Cap Go Meh sering dikaitkan dengan sukacita dan antusiasme masyarakat Tionghoa yang dirayakan melalui berbagai atraksi budaya seperti arak-arakan naga dan barongsai. Pada malam tanggal 3 Maret 2026, ribuan warga memadati kawasan Jalan Gajah Mada, tepatnya di depan Hotel Harris, Kecamatan Pontianak Selatan, Kota Pontianak. Acara yang berlangsung sangat meriah ini menunjukkan tingginya antusiasme masyarakat dalam menyaksikan perayaan tersebut.

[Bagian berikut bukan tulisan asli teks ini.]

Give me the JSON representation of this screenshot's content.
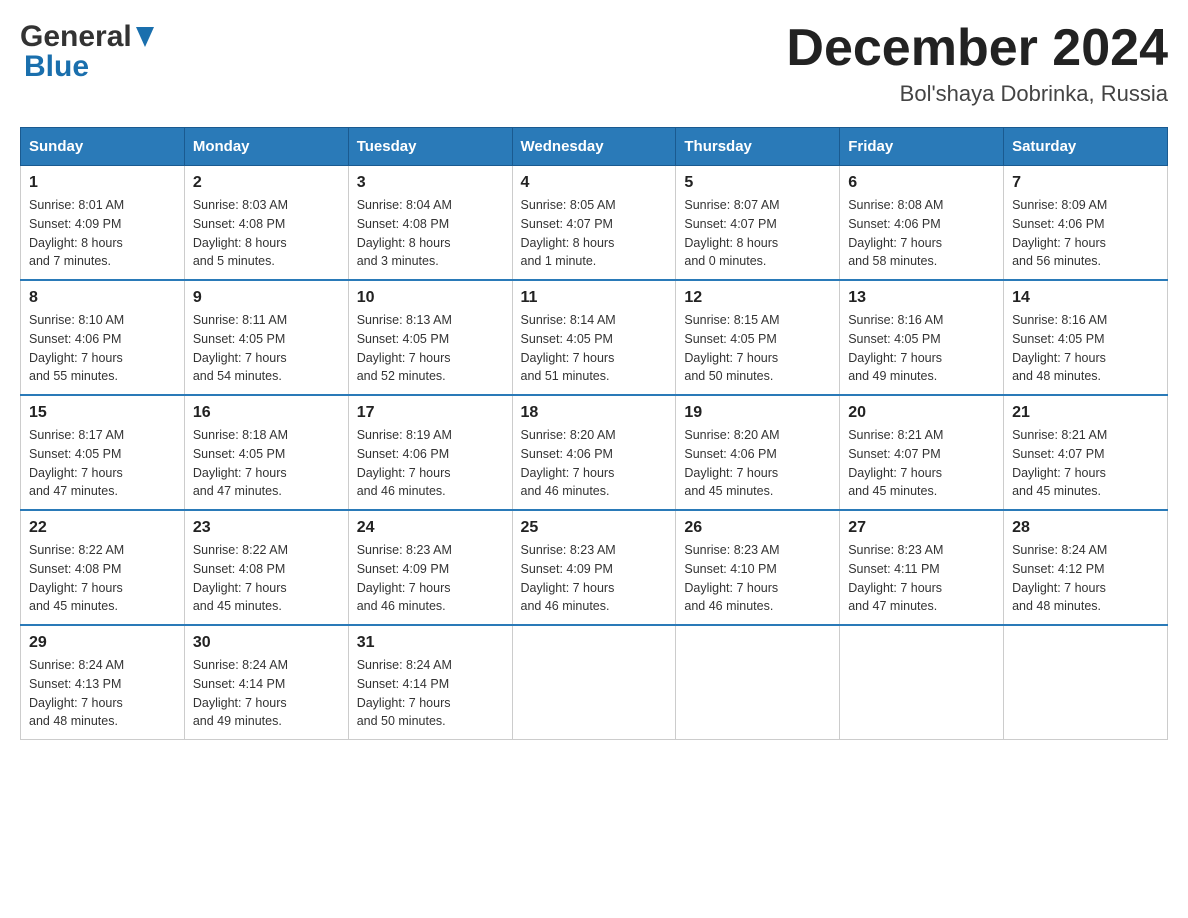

Kemeriahan acara tidak hanya terlihat dari tarian dan atraksi budaya, tetapi juga dari partisipasi masyarakat yang begitu besar. Atraksi seperti arak-arakan naga dan barongsai, serta pertunjukan seni lainnya, menjadi daya tarik utama yang membuat perayaan ini semakin istimewa. Hendry Pangestu Lim mengatakan bahwa antusiasme masyarakat Kota Pontianak pada perayaan tahun ini sangat luar biasa.

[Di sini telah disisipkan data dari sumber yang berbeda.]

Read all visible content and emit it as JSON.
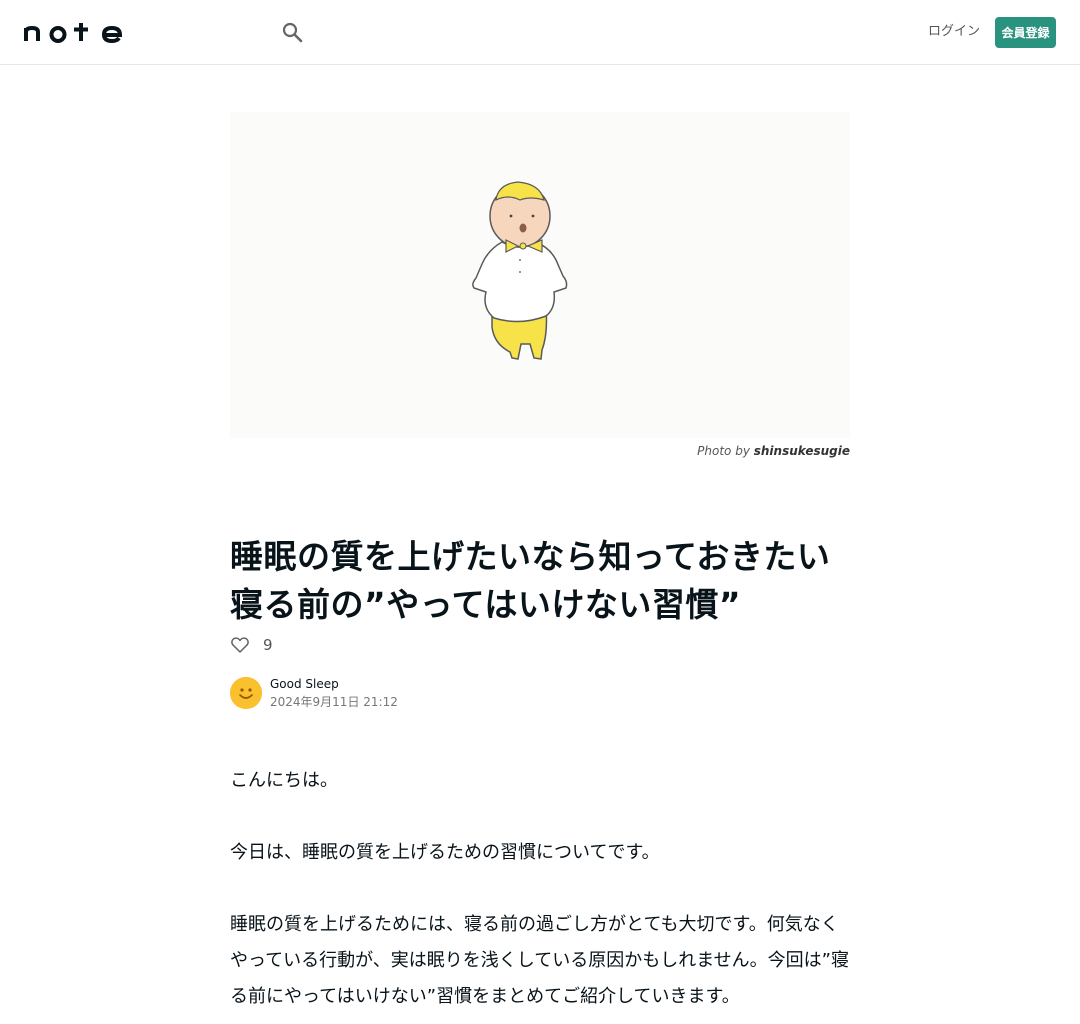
{
  "header": {
    "logo_text": "note",
    "login_label": "ログイン",
    "signup_label": "会員登録"
  },
  "icons": {
    "search": "search-icon",
    "like": "heart-icon",
    "avatar": "smiley-face"
  },
  "colors": {
    "accent": "#2a9380",
    "avatar": "#fbc02d",
    "illustration_yellow": "#f7e24a"
  },
  "hero": {
    "credit_prefix": "Photo by",
    "credit_author": "shinsukesugie"
  },
  "article": {
    "title": "睡眠の質を上げたいなら知っておきたい寝る前の”やってはいけない習慣”",
    "like_count": "9",
    "author_name": "Good Sleep",
    "date": "2024年9月11日 21:12",
    "paragraphs": [
      "こんにちは。",
      "今日は、睡眠の質を上げるための習慣についてです。",
      "睡眠の質を上げるためには、寝る前の過ごし方がとても大切です。何気なくやっている行動が、実は眠りを浅くしている原因かもしれません。今回は”寝る前にやってはいけない”習慣をまとめてご紹介していきます。"
    ]
  }
}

“Hari ini adalah perayaan Cap Go Mei, hari ke-15 atau penutupan Imlek. Biasanya masyarakat Tionghoa merayakannya dengan penuh suka cita, sehingga dibuatlah arak-arakan naga dan barongsai,” ujarnya. Ia juga menyebut bahwa tidak hanya warga lokal, tetapi juga pengunjung dari luar daerah bahkan mancanegara turut hadir dalam acara tersebut.
Pengunjung yang padat di lokasi acara menunjukkan besarnya daya tarik Cap Go Meh di Pontianak. Menurut Hendry, penyelenggaraan acara ini juga memberikan dampak positif terhadap pertumbuhan ekonomi Kota Pontianak. Pelaku usaha dan UMKM turut merasakan peningkatan aktivitas selama perayaan berlangsung.
Hendry juga menyampaikan apresiasi kepada masyarakat Kota Pontianak yang telah mendukung kegiatan tersebut dengan menjaga ketertiban dan menjunjung tinggi toleransi. “Kami berterima kasih kepada masyarakat yang sudah mendukung kegiatan ini dengan cara yang baik, dengan toleransi yang tinggi, sehingga masyarakat bisa saling menghargai dan saling menghormati,” katanya.
Ia menambahkan bahwa panitia akan melakukan evaluasi untuk menghadirkan inovasi baru agar perayaan Cap Go Meh di tahun-tahun mendatang dapat digelar lebih meriah dan menarik. Dengan demikian, perayaan ini akan terus berkembang dan menjadi bagian penting dari budaya masyarakat Pontianak.